Article 2 of the Rules states that they “apply to situations where the extra-territorial application of foreign legislation and other measures, in violation of international law and the basic principles of international relations, unjustifiably prohibits or restricts the citizens, legal persons or other organizations of China from engaging in normal economic, trade and related activities with a third State (or region) or its citizens, legal persons or other organizations”. Accordingly, the Rules are explicitly crafted as a counter to the laws and regulations of other countries that limit the ability of Chinese companies to do business with third countries, including, for example, Iran and North Korea.
By their terms, the Rules do not apply in situations where a US or other foreign law or measure applies to China or to Chinese companies. Had that been the intent, MOFCOM could have drafted the Rules to apply to “trade and related activities with [the People’s Republic of China or with] a third State (or region) …”. MOFCOM has confirmed this interpretation by publishing on 9 January an interview with one of the authors of the Rules in which it is stated that the purpose was mainly to limit the application of “secondary sanctions” on Chinese businesses.
In the past, we have seen measures adopted by various countries in response to the extraterritorial laws of the US by discouraging domestic businesses and individuals from compliance. The EU, for example, adopted a blocking statute after the US adopted the Iran and Libya Sanctions Act of 1996. In that case, EU companies had argued in various contexts that they could not meet their obligations under both EU law and US law because the two were incompatible. The interview that was published by MOFCOM on 9 January references the EU blocking statute as both regulations target and share similar purposes and provisions.
The Rules mirror the EU blocking statute in place since 1996 sharing aspects such as the duty to inform the authorities of the foreign legislation affecting ‘normal economic, trade and related activities’ and also potential countermeasures to the application of extra-territorial foreign legislation. The main difference between both relies on the targeted extra-territorial foreign legislation. On one side, the EU blocking statute is applicable to the extra-territorial laws listed in the regulations’ Annex, as updated by the EU. On the contrary, the Rules do not specify the foreign regulations targeted, being applicable to ‘unjustified extra-territorial foreign legislation or other measures’.

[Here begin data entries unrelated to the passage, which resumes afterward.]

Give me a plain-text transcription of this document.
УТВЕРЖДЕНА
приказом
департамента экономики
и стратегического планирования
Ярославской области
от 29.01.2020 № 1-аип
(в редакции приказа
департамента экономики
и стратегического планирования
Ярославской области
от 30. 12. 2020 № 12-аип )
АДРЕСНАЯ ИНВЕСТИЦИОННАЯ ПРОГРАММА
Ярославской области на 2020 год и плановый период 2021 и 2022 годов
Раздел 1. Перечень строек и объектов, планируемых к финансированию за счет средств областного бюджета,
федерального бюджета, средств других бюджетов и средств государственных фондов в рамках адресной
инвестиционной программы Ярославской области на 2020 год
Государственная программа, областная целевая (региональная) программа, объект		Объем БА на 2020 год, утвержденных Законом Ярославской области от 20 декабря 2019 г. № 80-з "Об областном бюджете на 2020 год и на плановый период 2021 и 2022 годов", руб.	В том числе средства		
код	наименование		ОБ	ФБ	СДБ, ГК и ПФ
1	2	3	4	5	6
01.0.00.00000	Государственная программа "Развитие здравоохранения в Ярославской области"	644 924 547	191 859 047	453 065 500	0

Like China’s adoption on 1 December 2020 of the Export Control Law (see our blog post here), which creates for China an export control regime with restrictions and licensing more comparable to that of the US, the Rules may have been promulgated to outfit China with a more complete set of tools with which to respond to the US on trade issues. Article 5 of the Rules imposes on Chinese legal and natural persons an obligation to report to the competent department of MOFCOM any instance in which the extraterritorial application of a foreign law or other measure impacts the normal business activities with a third state or region or its citizens, and Article 6 gives such department the authority to determine whether such territorial application is unjustified. If so, Article 7 authorises such department to prohibit compliance, subject to any exemption granted pursuant to Article 8.

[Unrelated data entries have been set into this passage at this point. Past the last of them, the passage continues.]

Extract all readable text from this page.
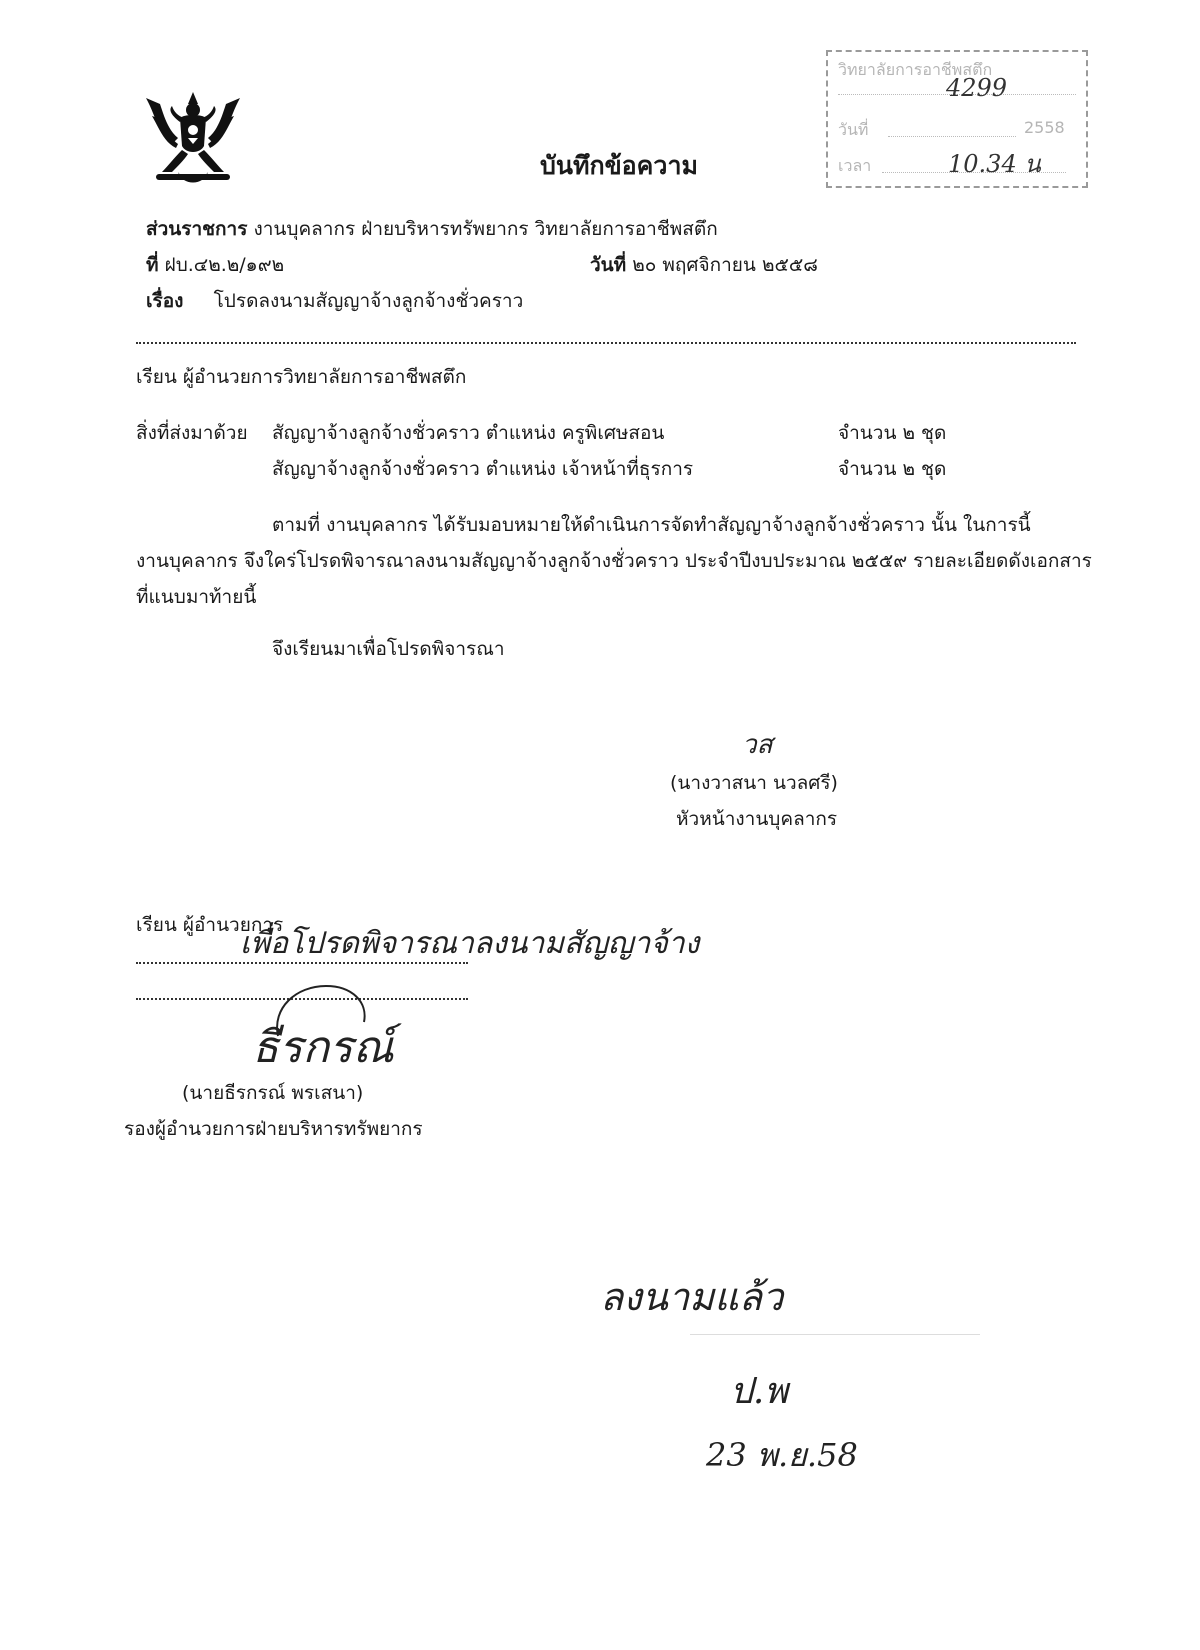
วิทยาลัยการอาชีพสตึก
4299
วันที่	2558
เวลา	10.34 น
บันทึกข้อความ
ส่วนราชการ งานบุคลากร ฝ่ายบริหารทรัพยากร วิทยาลัยการอาชีพสตึก
ที่ ฝบ.๔๒.๒/๑๙๒	วันที่ ๒๐ พฤศจิกายน ๒๕๕๘
เรื่อง โปรดลงนามสัญญาจ้างลูกจ้างชั่วคราว
เรียน ผู้อำนวยการวิทยาลัยการอาชีพสตึก
สิ่งที่ส่งมาด้วย สัญญาจ้างลูกจ้างชั่วคราว ตำแหน่ง ครูพิเศษสอน	จำนวน ๒ ชุด
สัญญาจ้างลูกจ้างชั่วคราว ตำแหน่ง เจ้าหน้าที่ธุรการ	จำนวน ๒ ชุด
ตามที่ งานบุคลากร ได้รับมอบหมายให้ดำเนินการจัดทำสัญญาจ้างลูกจ้างชั่วคราว นั้น ในการนี้
งานบุคลากร จึงใคร่โปรดพิจารณาลงนามสัญญาจ้างลูกจ้างชั่วคราว ประจำปีงบประมาณ ๒๕๕๙ รายละเอียดดังเอกสาร
ที่แนบมาท้ายนี้
จึงเรียนมาเพื่อโปรดพิจารณา
วส
(นางวาสนา นวลศรี)
หัวหน้างานบุคลากร
เรียน ผู้อำนวยการ
เพื่อโปรดพิจารณาลงนามสัญญาจ้าง
ธีรกรณ์
(นายธีรกรณ์ พรเสนา)
รองผู้อำนวยการฝ่ายบริหารทรัพยากร
ลงนามแล้ว
ป.พ
23 พ.ย.58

We will need to see how China implements the Rules. The promulgation on Saturday is only an initial step, providing in Article 2 for the establishment of a working mechanism of relevant agencies of the central government to coordinate the implementation of the Rules. Regardless, however, based on experience, we anticipate the US government will not be moved by the promulgation of the Rules. Instead, it is likely to continue to exercise discretion in choosing the circumstances under which Chinese companies will be sanctioned under US law for their actions.
In the long term, a potential discussion on countermeasure interaction or cooperation between the foreseen in the Rules and the EU blocking statute may seem relevant in terms of enforceability. Especially taking into consideration the relationship between the EU and China and the Comprehensive Agreement on Investment currently under negotiations.